The distribution of thymocyte populations in young and old mice. DN, double-negative thymocytes, CD4^– CD8^–; DP, double-positive thymocytes, CD4⁺ CD8⁺ SP CD4, single-positive thymocytes, CD4⁺ CD8^–; SP CD8, single-positive thymocytes, CD8⁺ CD4^–. Statistically significant difference in the percentage of positive cells between old and young mice.

Figure 2

CD4⁺ CD25⁺ T cells in the thymi of young and old mice. R2, SP CD4⁺ thymocytes (CD4⁺ CD8^–).

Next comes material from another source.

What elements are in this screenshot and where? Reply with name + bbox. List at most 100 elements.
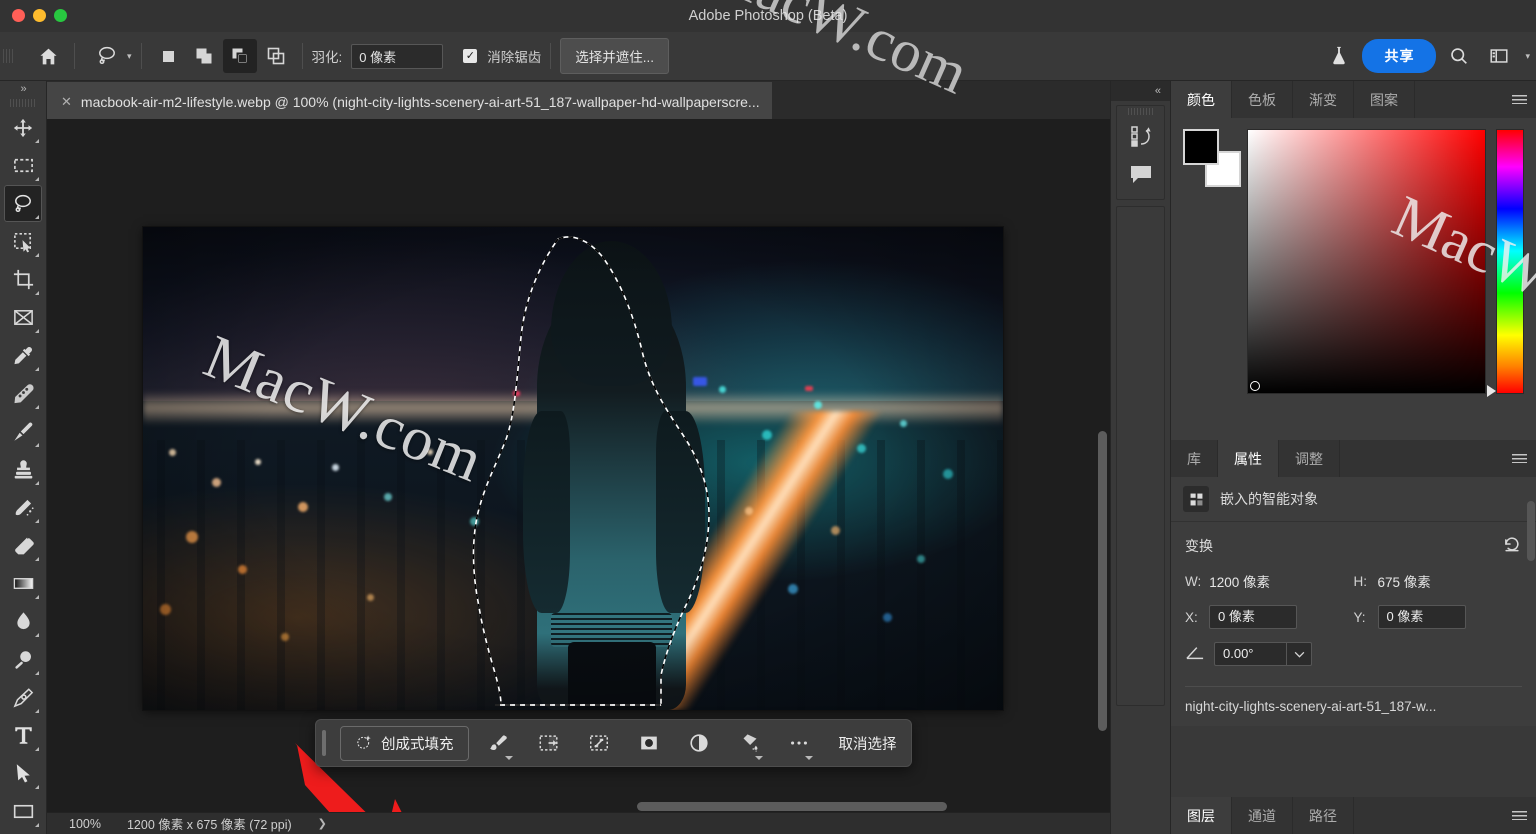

Statistically significant difference in the percentage of CD4⁺ CD25⁺ in the thymus between old and young mice.

Figure 3

CD69 expression on CD4⁺ CD25⁺ thymocytes in young and old mice. Dotted line, isotype control; solid line, positively stained cells; ^{^}Statistically significant difference in the percentage of positively stained cells or fluorescence intensity (FI) between CD4⁺ CD25⁺ and CD4⁺ CD25^– thymocytes in the group of young and old mice. *Statistically significant difference in the percentage of positively stained cells or fluorescence intensity (FI) between old and young mice in the CD4⁺ CD25⁺ subset.

Figure 4

CD5 expression on CD4⁺ CD25⁺ thymocytes in young and old mice. See legend to Fig. 3 for key.

Figure 5

CTLA-4 expression on CD4⁺ CD25⁺ thymocytes in young and old mice. See legend to Fig. 3 for key.

Figure 6

CD28 expression on CD4⁺ CD25⁺ thymocytes in young and old mice. See legend to Fig. 3 for key.

Figure 7

CD122 expression on CD4⁺ CD25⁺ thymocytes in young and old mice. See legend to Fig. 3 for key.

Figure 8

FOXP3 expression in CD4⁺ CD25⁺ thymocytes in young and old mice. See legend to Fig. 3 for key.

Figure 9

The inhibition of proliferation of activated lymph node lymphocytes by sorted CD4⁺ CD25⁺ thymocytes (a) Coculture of lymph node cells of young mice and CD4⁺ CD25⁺ thymocytes of young mice. (b) Coculture of lymph node cells of old mice and CD4⁺ CD25⁺ thymocytes of old mice. (c) Coculture of lymph node cells of young mice and CD4⁺ CD25⁺ thymocytes of old mice. Solid line, CFSE fluorescence intensity of activated lymph node cells cultured without CD4⁺ CD25⁺ thymocyte; dotted line, CFSE fluorescence intensity of activated lymph node cells cocultured with CD4⁺ CD25⁺ thymocytes.